The Rotterdam mayor, Ahmed Aboutaleb, described the riots as an “orgy of violence”.
“The police have felt the need to draw a police weapon in the end to defend themselves,” he told reporters.

The situation had largely calmed later but the smoking wreckage of a burned-out police car and dozens of smashed bicycles littered the scene.
Riot police carrying shields and batons were directing groups of people away from the area. Officers on horseback and in police vans patrolled the streets.
Dutch police said units from around the country were brought in to “restore order”.
Local media said gangs of football hooligans were involved in the rioting.
The government has said it wants to introduce a law that would allow businesses to restrict the country’s coronavirus pass system to people who are fully vaccinated or have recovered from Covid-19, which would exclude people who test negative.
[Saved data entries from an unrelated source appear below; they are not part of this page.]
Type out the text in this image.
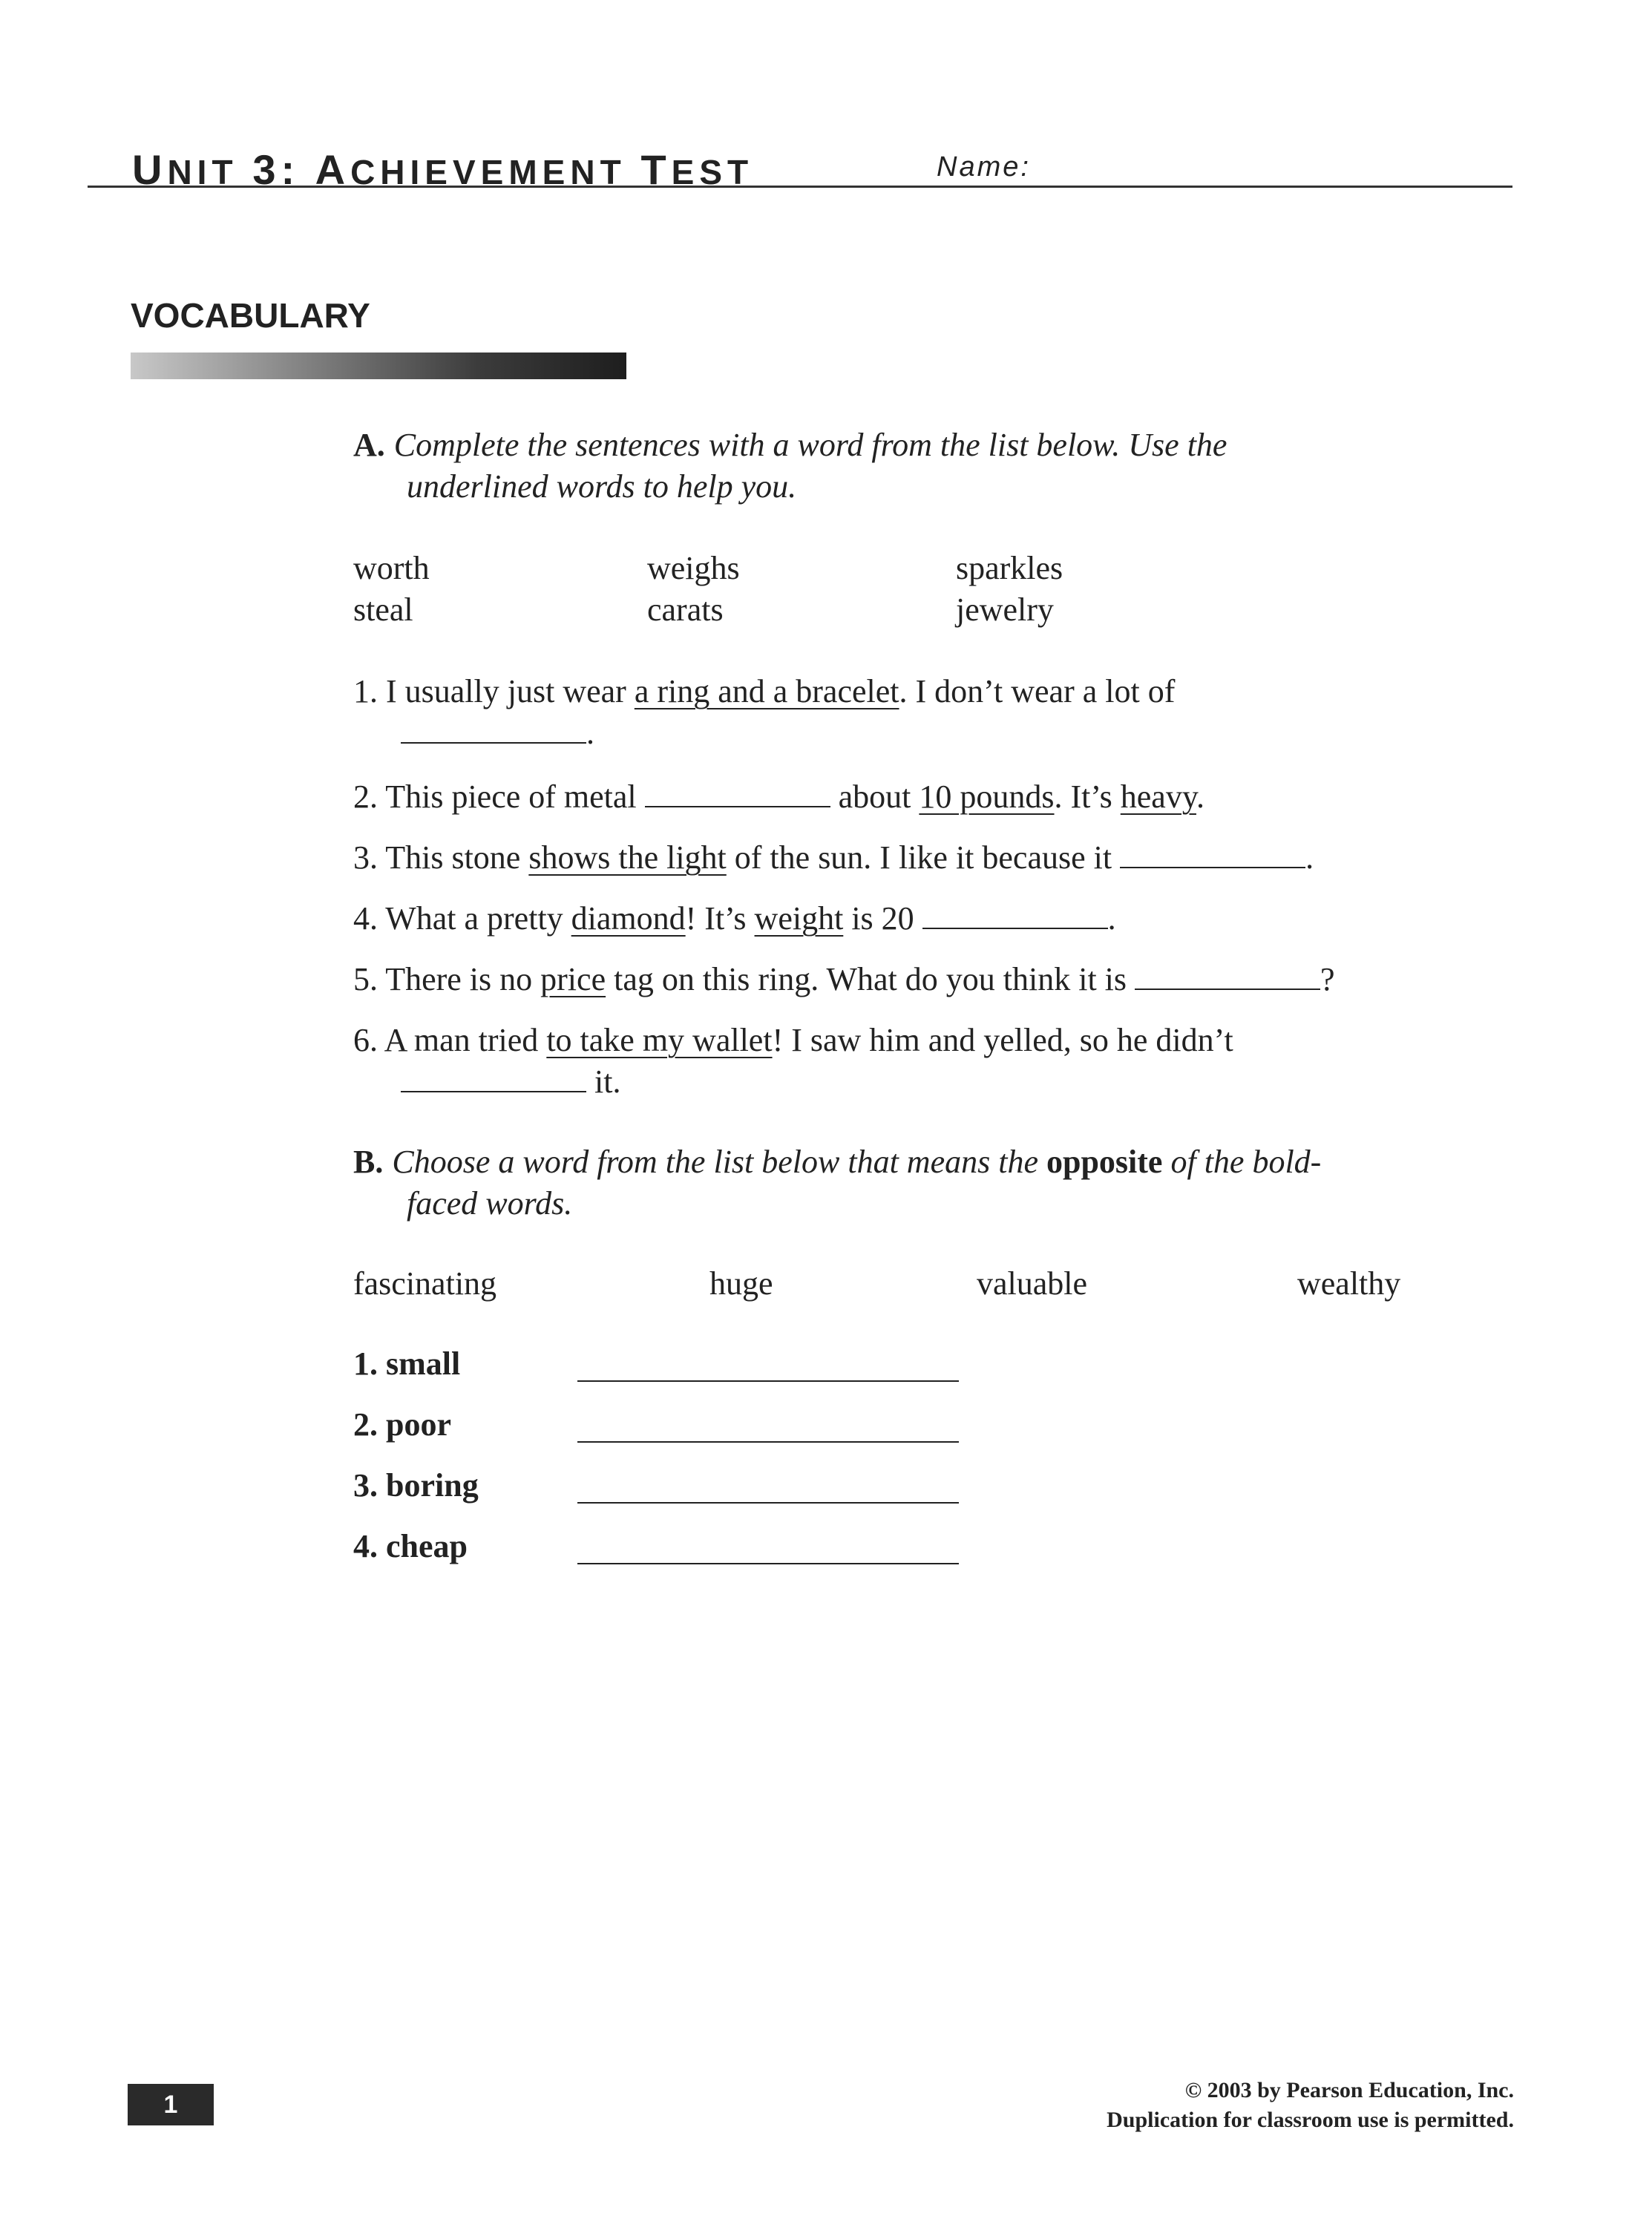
UNIT 3: ACHIEVEMENT TEST	Name:
VOCABULARY
A. Complete the sentences with a word from the list below. Use the
underlined words to help you.
worth	weighs	sparkles
steal	carats	jewelry
1. I usually just wear a ring and a bracelet. I don’t wear a lot of
.
2. This piece of metal	about 10 pounds. It’s heavy.
3. This stone shows the light of the sun. I like it because it	.
4. What a pretty diamond! It’s weight is 20	.
5. There is no price tag on this ring. What do you think it is	?
6. A man tried to take my wallet! I saw him and yelled, so he didn’t
it.
B. Choose a word from the list below that means the opposite of the bold-
faced words.
fascinating	huge	valuable	wealthy
1. small
2. poor
3. boring
4. cheap
1
© 2003 by Pearson Education, Inc.
Duplication for classroom use is permitted.
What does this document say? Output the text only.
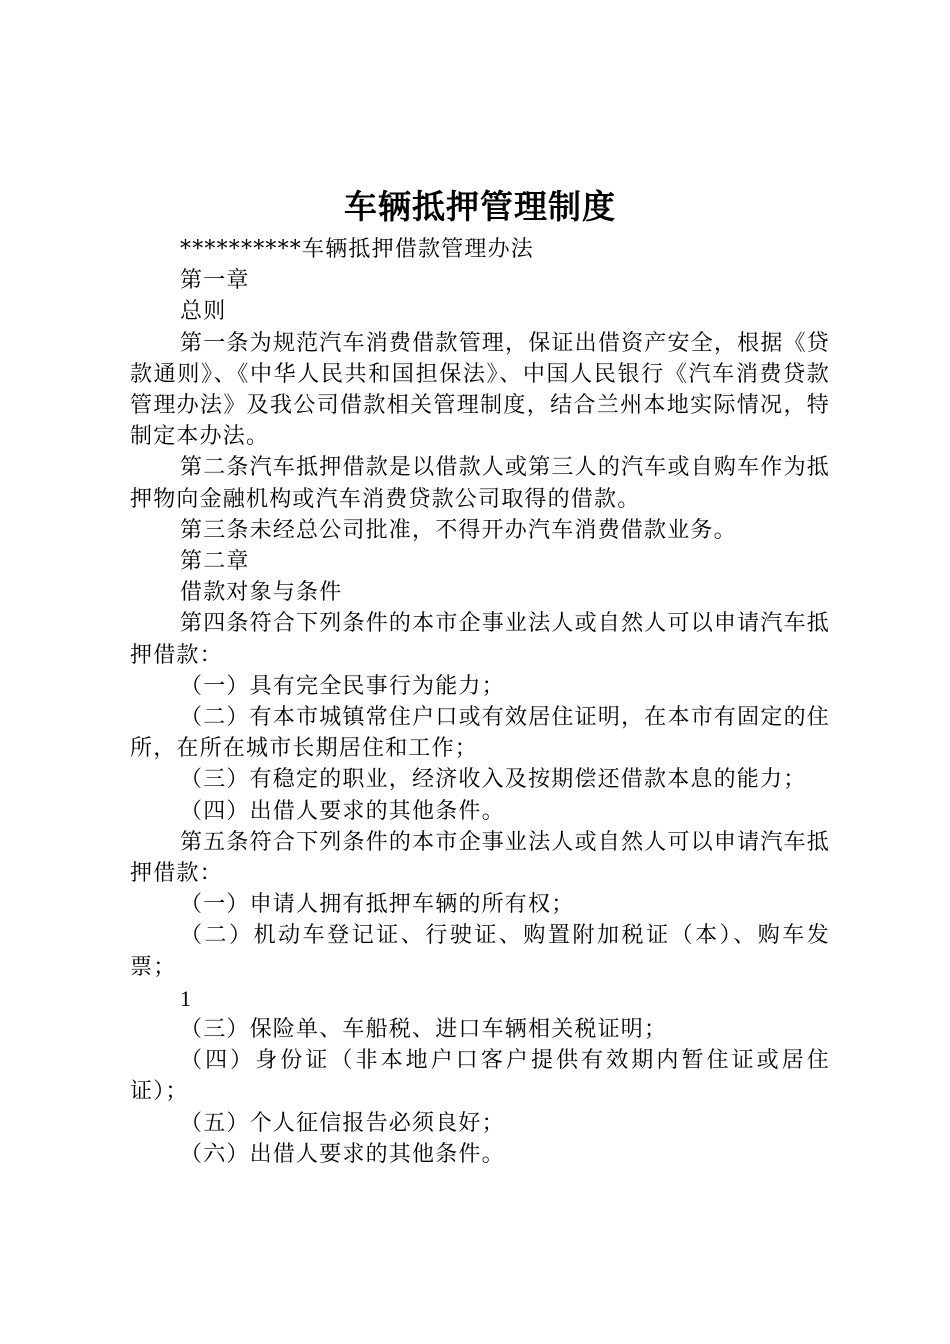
车辆抵押管理制度

**********车辆抵押借款管理办法

第一章

总则

第一条为规范汽车消费借款管理，保证出借资产安全，根据《贷款通则》、《中华人民共和国担保法》、中国人民银行《汽车消费贷款管理办法》及我公司借款相关管理制度，结合兰州本地实际情况，特制定本办法。

第二条汽车抵押借款是以借款人或第三人的汽车或自购车作为抵押物向金融机构或汽车消费贷款公司取得的借款。

第三条未经总公司批准，不得开办汽车消费借款业务。

第二章

借款对象与条件

第四条符合下列条件的本市企事业法人或自然人可以申请汽车抵押借款：

（一）具有完全民事行为能力；

（二）有本市城镇常住户口或有效居住证明，在本市有固定的住所，在所在城市长期居住和工作；

（三）有稳定的职业，经济收入及按期偿还借款本息的能力；

（四）出借人要求的其他条件。

第五条符合下列条件的本市企事业法人或自然人可以申请汽车抵押借款：

（一）申请人拥有抵押车辆的所有权；

（二）机动车登记证、行驶证、购置附加税证（本）、购车发票；

1

（三）保险单、车船税、进口车辆相关税证明；

（四）身份证（非本地户口客户提供有效期内暂住证或居住证）；

（五）个人征信报告必须良好；

（六）出借人要求的其他条件。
The country has seen a string of record numbers of infections in recent days and a new partial lockdown came into force a week ago. Cases are also rising across Europe, thanks to a combination of low vaccine uptake, waning immunity among people inoculated early, and growing complacency about masks and distancing after governments relaxed curbs over the summer.
According to figures from OurWorldInData, the EU’s average has quadrupled in recent weeks, from just over 110 daily new cases per million people on 1 October to 446 on Thursday.
In January, rioting broke out in Rotterdam and other Dutch cities after the government announced a curfew in an attempt to rein in soaring coronavirus infections.
Earlier on Friday the government banned fireworks on 31 December for the second straight year. The ban is intended “to prevent, as much as possible, extra strain on health care, law enforcement and first responders,” the government said.